Esta vez la magnitud del terremoto fue de 7.1 y hasta ahora deja un saldo trágico de 333 personas fallecidas y un millar de heridos y medio centenar de desaparecidos. Apenas 12 días atrás un temblor de 8.1 había provocado 90 muertes, un alto número de heridos y grandes daños materiales en el sur del país.
Pese al elevado número de víctimas y a lo cuantioso de las pérdidas registradas, la simple comparación entre lo ocurrido un poco más de tres décadas atrás y las consecuencias hasta ahora evaluadas del sismo más reciente, indican que las medidas adoptadas por el Sistema Nacional de Protección Civil de México resultaron efectivas, no totalmente pero sí en gran medida.
Sin embargo las autoridades están empezando a efectuar un cuidadoso balance para establecer: si las normativas en materia de construcción sismo resistente se están cumpliendo o no; por qué tantas personas dejaron de atender la alerta sísmica temprana y no evacuaron a tiempo; si las inspecciones a las estructuras públicas colapsadas se hicieron con la regularidad establecida para evitar que se produjeran hechos tan dolorosos como la caída de la Escuela donde perecieron 19 niños y seis adultos y la muerte de las costureras, que volvieron a ocurrir como una réplica fatídica de lo acaecido en 1985.
El comportamiento de los mexicanos ha sido ejemplar e inspirador. Y es producto además de 32 años de preparación durante los cuales han desarrollado una cultura de protección que involucra tanto al gobierno como a la sociedad en su conjunto y al tejido institucional y que abarca a la totalidad de la ciudadanía. Pero, aunque han sido exitosos en limitar los efectos de la catástrofe y minimizar las pérdidas no han podido sustraerse enteramente a sus efectos.
Su sistema de alerta sísmica es pionero en el mundo. Moviliza a los más de veinte millones de habitantes de Ciudad de México y consiste en un sonido” de ondas gravitacionales ascendentes que avisa a la Capital con cincuenta segundos de anticipación de la llegada de un temblor con magnitudes superiores a los seis grados en la escala de Richter.” Esto si la proximidad del epicentro lo permite.

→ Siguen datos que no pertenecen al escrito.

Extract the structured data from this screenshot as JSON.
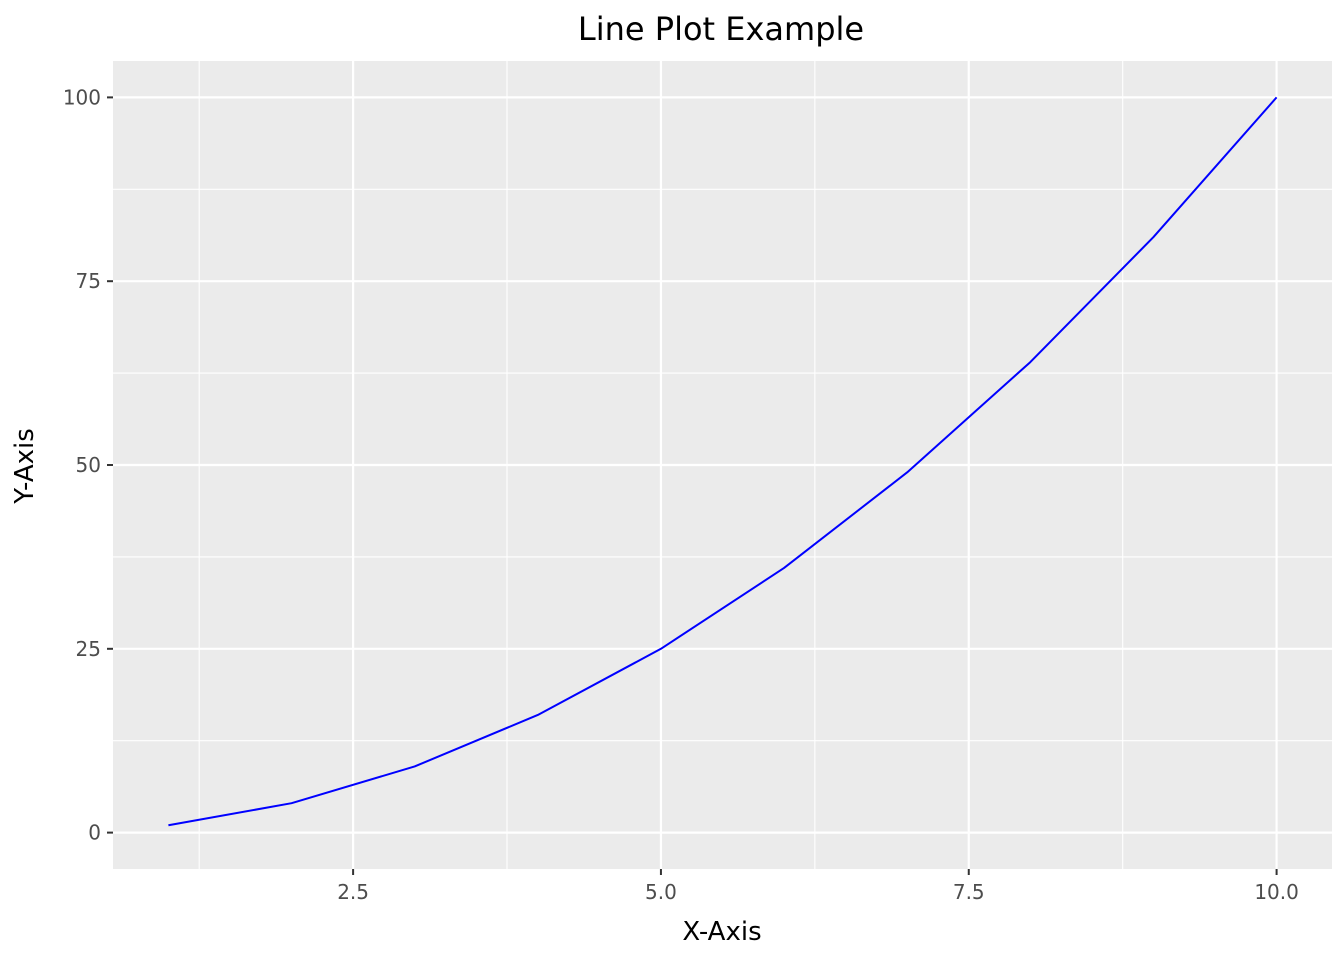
{
  "chart_data": {
    "type": "line",
    "title": "Line Plot Example",
    "xlabel": "X-Axis",
    "ylabel": "Y-Axis",
    "xlim": [
      0.55,
      10.45
    ],
    "ylim": [
      -4.95,
      104.95
    ],
    "x_ticks": [
      2.5,
      5.0,
      7.5,
      10.0
    ],
    "x_tick_labels": [
      "2.5",
      "5.0",
      "7.5",
      "10.0"
    ],
    "x_minor_ticks": [
      1.25,
      3.75,
      6.25,
      8.75
    ],
    "y_ticks": [
      0,
      25,
      50,
      75,
      100
    ],
    "y_tick_labels": [
      "0",
      "25",
      "50",
      "75",
      "100"
    ],
    "y_minor_ticks": [
      12.5,
      37.5,
      62.5,
      87.5
    ],
    "grid": true,
    "legend": "none",
    "panel_background": "#ebebeb",
    "grid_color": "#ffffff",
    "series": [
      {
        "color": "#0000ff",
        "x": [
          1,
          2,
          3,
          4,
          5,
          6,
          7,
          8,
          9,
          10
        ],
        "y": [
          1,
          4,
          9,
          16,
          25,
          36,
          49,
          64,
          81,
          100
        ]
      }
    ]
  }
}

El disparo de la alarma detona la movilización organizada de los habitantes de la metrópoli, quienes con disciplina y precisión casi militar abandonan las edificaciones, “sin correr, ni gritar, ni empujar,” para permitir una evacuación fluida hacia lugares de resguardo previamente establecidos. Todos conocen las rutas de salida y cómo reaccionar para sobrevivir a un sismo o a cualquier otro desastre natural.
Los códigos de sismo resistencia y los protocolos de emergencia se actualizan y ensayan con frecuencia y cada dos años se realizan simulacros generales idénticos al que se llevó a cabo el 19 de septiembre unas horas antes de que se produjera el terremoto que, afortunadamente sin ser el “Big One”, ha causado tanta tribulación, producido varios centenares de víctimas y destrozos materiales enormes.
Si esto ocurre en México, un país entrenado cotidianamente durante décadas para afrontar el riesgo, qué puede suceder en Colombia, donde a pesar de existir buenos reglamentos constructivos con exigencias de sismo resistencia para reducir la vulnerabilidad de las edificaciones, no es claro que las autoridades vigilen su estricto cumplimiento.
Casos muy recientes como el del Space de Medellín y el del Blas de Lezo en Cartagena deberían encender las alarmas.
Produce escalofrío constatar que 24 departamentos colombianos tienen riesgo sísmico alto, que el 62% de nuestras construcciones son informales y que ciudades como Bogotá y Cali se han venido levantando en terrenos blandos y húmedos, que en caso de temblor se comportan como una gelatina al igual que en Ciudad de México.
Aquí se ha avanzado en prevención, pero no lo suficiente. Tampoco nuestro patrimonio inmobiliario tiene cobertura de seguros. Ni existen sistemas públicos de aseguramiento que les permitan volver a empezar a quienes en medio de una calamidad natural conservan la vida pero lo pierden todo.